Anyways I am not a pessimistic as some.  I think within 10 years of the development of such a technology it could be automated enough and widespread enough that all the residents of first world nations could benefit.  But on day 1 of year 0, only the uber elite get it, and it might seem both grotesquely unfair as now great wealth and status mean you meaningfully get to exist for probably thousands of future years.

Replies from: Just Learning
comment by Just Learning · 2021-02-23T04:30:22.493Z · LW(p) · GW(p)

It sounds possible. However, before even the first people will get it, there should be some progress with animals, and right now there is nothing. So I would bet it is not going to happen in let's say next 5 years. (Well, unless we suddenly get a radical progress in creating a superAI that will do it for us, but this is the huge another question on its own). 
I would say, I wanted first to think about the very near future, without a huge technological breakthrough. Of course, the immortality and superAI are far more important than anything I mentioned in the original post. However, I think there is a non-negligible likelihood for something from the original post to happen very soon (maybe even this year), while the likelihood of the immortality before the end of this year seems quite negligible. 

Replies from: None
comment by [deleted] · 2021-02-23T19:35:22.591Z · LW(p) · GW(p)

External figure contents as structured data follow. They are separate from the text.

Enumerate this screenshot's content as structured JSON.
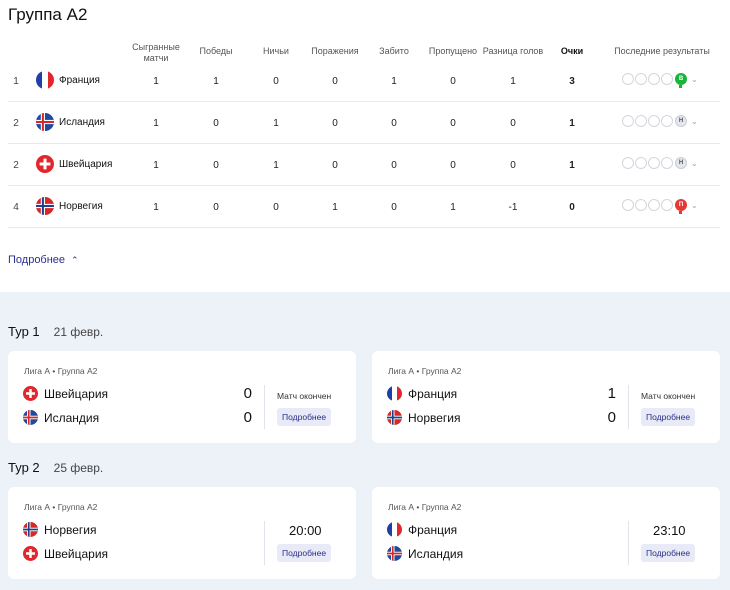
{
  "group_title": "Группа А2",
  "headers": {
    "played": "Сыгранные матчи",
    "wins": "Победы",
    "draws": "Ничьи",
    "losses": "Поражения",
    "scored": "Забито",
    "conceded": "Пропущено",
    "diff": "Разница голов",
    "points": "Очки",
    "form": "Последние результаты"
  },
  "standings": [
    {
      "pos": "1",
      "team": "Франция",
      "flag": "france",
      "played": "1",
      "wins": "1",
      "draws": "0",
      "losses": "0",
      "scored": "1",
      "conceded": "0",
      "diff": "1",
      "points": "3",
      "last": "В",
      "last_kind": "w"
    },
    {
      "pos": "2",
      "team": "Исландия",
      "flag": "iceland",
      "played": "1",
      "wins": "0",
      "draws": "1",
      "losses": "0",
      "scored": "0",
      "conceded": "0",
      "diff": "0",
      "points": "1",
      "last": "Н",
      "last_kind": "d"
    },
    {
      "pos": "2",
      "team": "Швейцария",
      "flag": "switzerland",
      "played": "1",
      "wins": "0",
      "draws": "1",
      "losses": "0",
      "scored": "0",
      "conceded": "0",
      "diff": "0",
      "points": "1",
      "last": "Н",
      "last_kind": "d"
    },
    {
      "pos": "4",
      "team": "Норвегия",
      "flag": "norway",
      "played": "1",
      "wins": "0",
      "draws": "0",
      "losses": "1",
      "scored": "0",
      "conceded": "1",
      "diff": "-1",
      "points": "0",
      "last": "П",
      "last_kind": "l"
    }
  ],
  "more_label": "Подробнее",
  "rounds": [
    {
      "title": "Тур 1",
      "date": "21 февр.",
      "matches": [
        {
          "league": "Лига А",
          "group": "Группа А2",
          "home": "Швейцария",
          "home_flag": "switzerland",
          "away": "Исландия",
          "away_flag": "iceland",
          "home_score": "0",
          "away_score": "0",
          "status": "Матч окончен",
          "time": "",
          "more": "Подробнее"
        },
        {
          "league": "Лига А",
          "group": "Группа А2",
          "home": "Франция",
          "home_flag": "france",
          "away": "Норвегия",
          "away_flag": "norway",
          "home_score": "1",
          "away_score": "0",
          "status": "Матч окончен",
          "time": "",
          "more": "Подробнее"
        }
      ]
    },
    {
      "title": "Тур 2",
      "date": "25 февр.",
      "matches": [
        {
          "league": "Лига А",
          "group": "Группа А2",
          "home": "Норвегия",
          "home_flag": "norway",
          "away": "Швейцария",
          "away_flag": "switzerland",
          "home_score": "",
          "away_score": "",
          "status": "",
          "time": "20:00",
          "more": "Подробнее"
        },
        {
          "league": "Лига А",
          "group": "Группа А2",
          "home": "Франция",
          "home_flag": "france",
          "away": "Исландия",
          "away_flag": "iceland",
          "home_score": "",
          "away_score": "",
          "status": "",
          "time": "23:10",
          "more": "Подробнее"
        }
      ]
    }
  ],
  "colors": {
    "accent": "#2b2f8f",
    "win": "#18b53a",
    "loss": "#e53935",
    "bottom_bg": "#edf1f8"
  }
}
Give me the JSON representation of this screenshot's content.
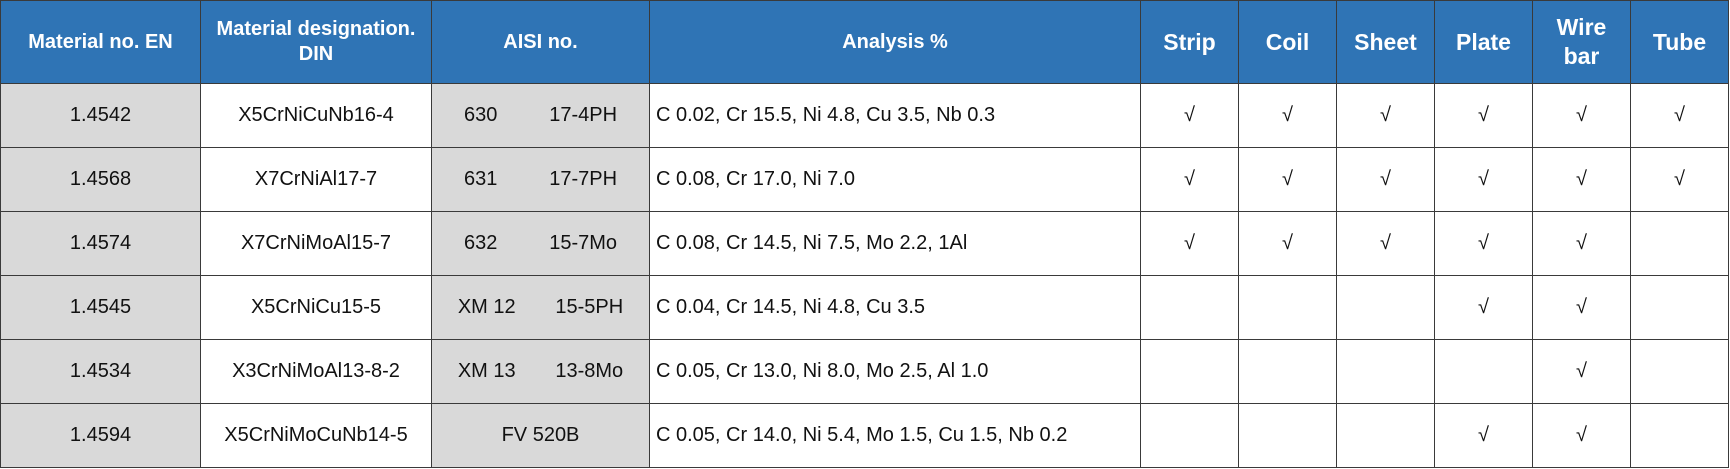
{
  "table": {
    "headers": [
      "Material no. EN",
      "Material designation. DIN",
      "AISI no.",
      "Analysis %",
      "Strip",
      "Coil",
      "Sheet",
      "Plate",
      "Wire bar",
      "Tube"
    ],
    "rows": [
      {
        "en": "1.4542",
        "din": "X5CrNiCuNb16-4",
        "aisi": [
          "630",
          "17-4PH"
        ],
        "analysis": "C 0.02, Cr 15.5, Ni 4.8, Cu 3.5, Nb 0.3",
        "forms": [
          "√",
          "√",
          "√",
          "√",
          "√",
          "√"
        ]
      },
      {
        "en": "1.4568",
        "din": "X7CrNiAl17-7",
        "aisi": [
          "631",
          "17-7PH"
        ],
        "analysis": "C 0.08, Cr 17.0, Ni 7.0",
        "forms": [
          "√",
          "√",
          "√",
          "√",
          "√",
          "√"
        ]
      },
      {
        "en": "1.4574",
        "din": "X7CrNiMoAl15-7",
        "aisi": [
          "632",
          "15-7Mo"
        ],
        "analysis": "C 0.08, Cr 14.5, Ni 7.5, Mo 2.2, 1Al",
        "forms": [
          "√",
          "√",
          "√",
          "√",
          "√",
          null
        ]
      },
      {
        "en": "1.4545",
        "din": "X5CrNiCu15-5",
        "aisi": [
          "XM 12",
          "15-5PH"
        ],
        "analysis": "C 0.04, Cr 14.5, Ni 4.8, Cu 3.5",
        "forms": [
          null,
          null,
          null,
          "√",
          "√",
          null
        ]
      },
      {
        "en": "1.4534",
        "din": "X3CrNiMoAl13-8-2",
        "aisi": [
          "XM 13",
          "13-8Mo"
        ],
        "analysis": "C 0.05, Cr 13.0, Ni 8.0, Mo 2.5, Al 1.0",
        "forms": [
          null,
          null,
          null,
          null,
          "√",
          null
        ]
      },
      {
        "en": "1.4594",
        "din": "X5CrNiMoCuNb14-5",
        "aisi": [
          "FV 520B"
        ],
        "analysis": "C 0.05, Cr 14.0, Ni 5.4, Mo 1.5, Cu 1.5, Nb 0.2",
        "forms": [
          null,
          null,
          null,
          "√",
          "√",
          null
        ]
      }
    ]
  }
}
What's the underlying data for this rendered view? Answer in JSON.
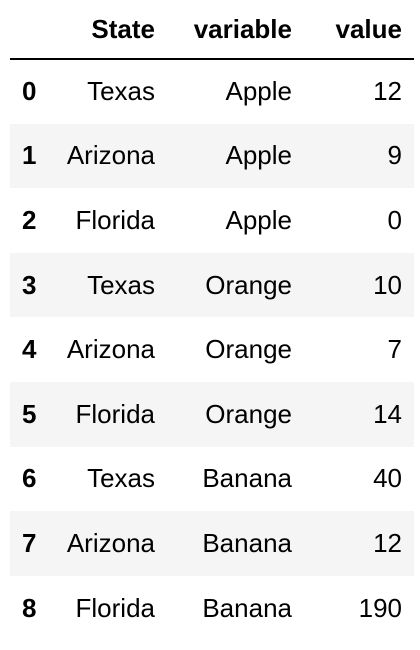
{
  "table": {
    "columns": [
      "",
      "State",
      "variable",
      "value"
    ],
    "rows": [
      {
        "index": "0",
        "State": "Texas",
        "variable": "Apple",
        "value": "12"
      },
      {
        "index": "1",
        "State": "Arizona",
        "variable": "Apple",
        "value": "9"
      },
      {
        "index": "2",
        "State": "Florida",
        "variable": "Apple",
        "value": "0"
      },
      {
        "index": "3",
        "State": "Texas",
        "variable": "Orange",
        "value": "10"
      },
      {
        "index": "4",
        "State": "Arizona",
        "variable": "Orange",
        "value": "7"
      },
      {
        "index": "5",
        "State": "Florida",
        "variable": "Orange",
        "value": "14"
      },
      {
        "index": "6",
        "State": "Texas",
        "variable": "Banana",
        "value": "40"
      },
      {
        "index": "7",
        "State": "Arizona",
        "variable": "Banana",
        "value": "12"
      },
      {
        "index": "8",
        "State": "Florida",
        "variable": "Banana",
        "value": "190"
      }
    ]
  },
  "colors": {
    "text": "#000000",
    "background": "#ffffff",
    "row_stripe": "#f5f5f5",
    "header_rule": "#000000"
  }
}
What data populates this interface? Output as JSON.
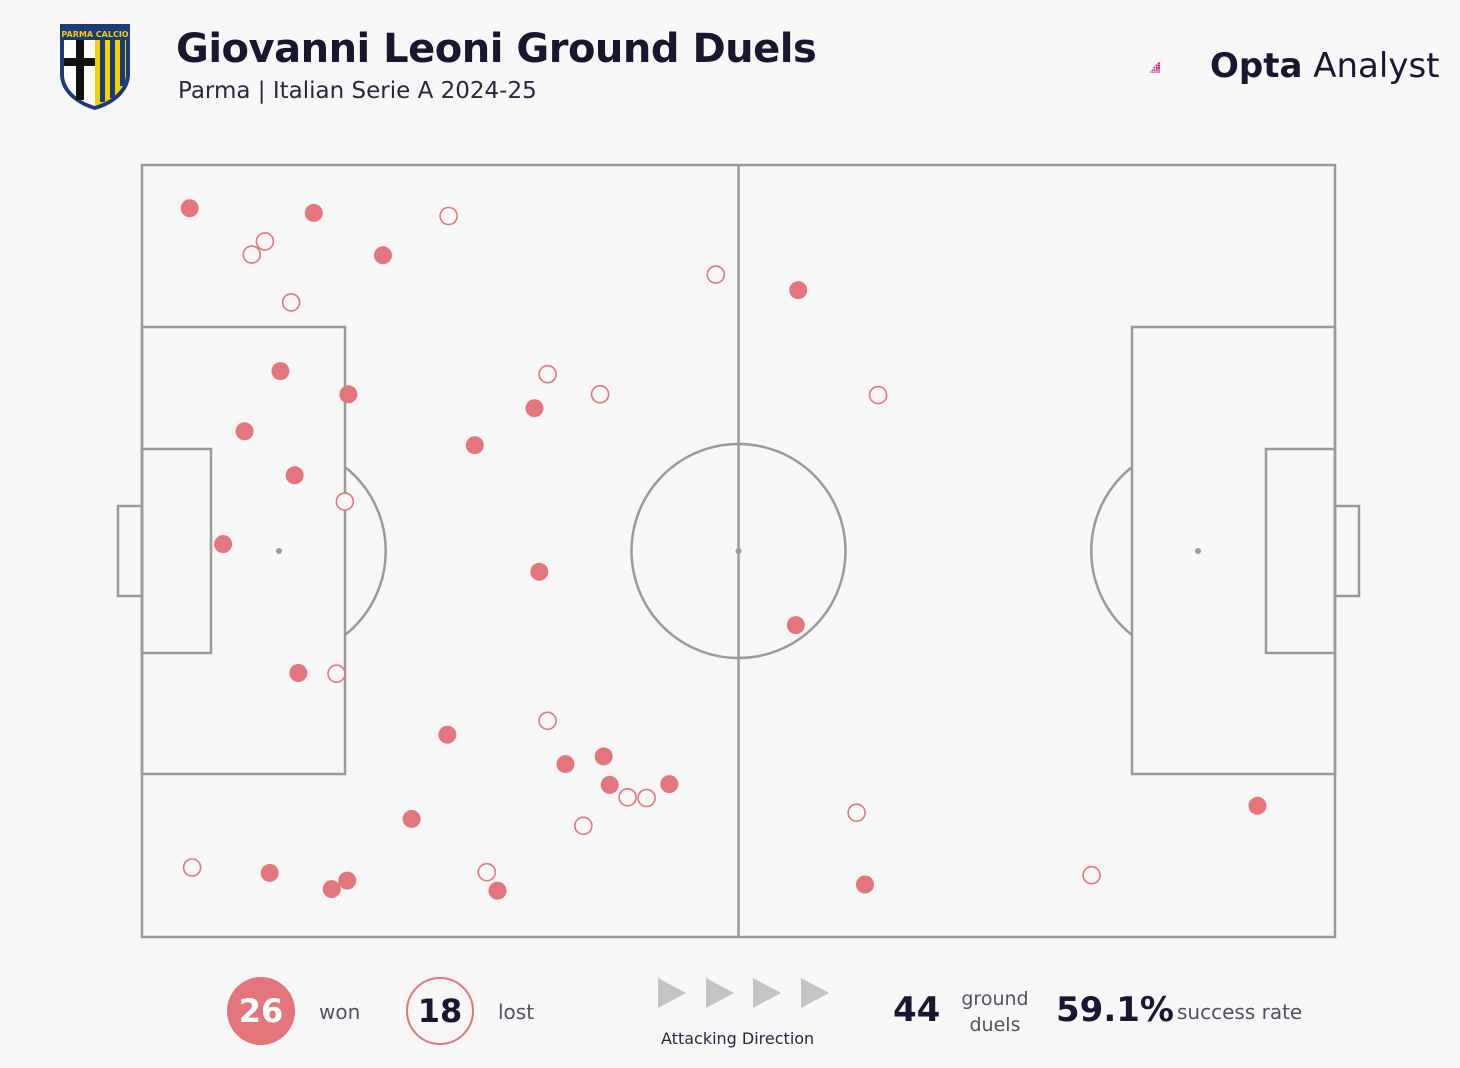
{
  "header": {
    "title": "Giovanni Leoni Ground Duels",
    "subtitle": "Parma | Italian Serie A 2024-25",
    "crest_text": "PARMA CALCIO",
    "brand_bold": "Opta",
    "brand_light": " Analyst"
  },
  "colors": {
    "won": "#e5757c",
    "lost_stroke": "#e5757c",
    "pitch_line": "#9a9a9a",
    "background": "#f7f7f7",
    "text_dark": "#1b1530"
  },
  "chart_data": {
    "type": "scatter",
    "pitch": {
      "length": 100,
      "width": 100,
      "orientation": "horizontal",
      "attacking_direction": "left-to-right"
    },
    "won": [
      [
        4,
        94.4
      ],
      [
        14.4,
        93.8
      ],
      [
        20.2,
        88.3
      ],
      [
        11.6,
        73.3
      ],
      [
        17.3,
        70.3
      ],
      [
        8.6,
        65.5
      ],
      [
        27.9,
        63.7
      ],
      [
        32.9,
        68.5
      ],
      [
        12.8,
        59.8
      ],
      [
        6.8,
        50.9
      ],
      [
        33.3,
        47.3
      ],
      [
        13.1,
        34.2
      ],
      [
        25.6,
        26.2
      ],
      [
        35.5,
        22.4
      ],
      [
        38.7,
        23.4
      ],
      [
        39.2,
        19.7
      ],
      [
        44.2,
        19.8
      ],
      [
        22.6,
        15.3
      ],
      [
        10.7,
        8.3
      ],
      [
        17.2,
        7.3
      ],
      [
        15.9,
        6.2
      ],
      [
        29.8,
        6.0
      ],
      [
        55.0,
        83.8
      ],
      [
        54.8,
        40.4
      ],
      [
        60.6,
        6.8
      ],
      [
        93.5,
        17.0
      ]
    ],
    "lost": [
      [
        25.7,
        93.4
      ],
      [
        10.3,
        90.1
      ],
      [
        9.2,
        88.4
      ],
      [
        12.5,
        82.2
      ],
      [
        48.1,
        85.8
      ],
      [
        34.0,
        72.9
      ],
      [
        38.4,
        70.3
      ],
      [
        17.0,
        56.4
      ],
      [
        61.7,
        70.2
      ],
      [
        16.3,
        34.1
      ],
      [
        34.0,
        28.0
      ],
      [
        40.7,
        18.1
      ],
      [
        42.3,
        18.0
      ],
      [
        37.0,
        14.4
      ],
      [
        28.9,
        8.4
      ],
      [
        4.2,
        9.0
      ],
      [
        59.9,
        16.1
      ],
      [
        79.6,
        8.0
      ]
    ]
  },
  "footer": {
    "won_count": "26",
    "won_label": "won",
    "lost_count": "18",
    "lost_label": "lost",
    "direction_label": "Attacking Direction",
    "total_duels": "44",
    "duels_label_1": "ground",
    "duels_label_2": "duels",
    "success_rate": "59.1%",
    "success_label": "success rate"
  }
}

Was there a timescale in the OP? Some readers of this post might be 22 and taking their metformin and see age 98. So 76 years. I personally, having seen the state of things in biomed, think it is a problem that there will not be real progress on until we have substantially better AI systems. I think the fundamental problem is to create a (cocktail of possibly hundreds of drugs and genetic hacks, administered 24/7) to cause optimal outcomes in (a matrix of numbers that represent a patient's health and aging state, obtained from a large battery of continuously run tests).

I think that finding out how to generate the drugs and genetic hacks will require repeating most previously performed experiments, just now a robot is doing them and the data is published without bias to cloudservers.

This cannot be solved by human beings just like we cannot keep a modern jet fighter in their air without computer assistance. But we can write and debug the systems that can.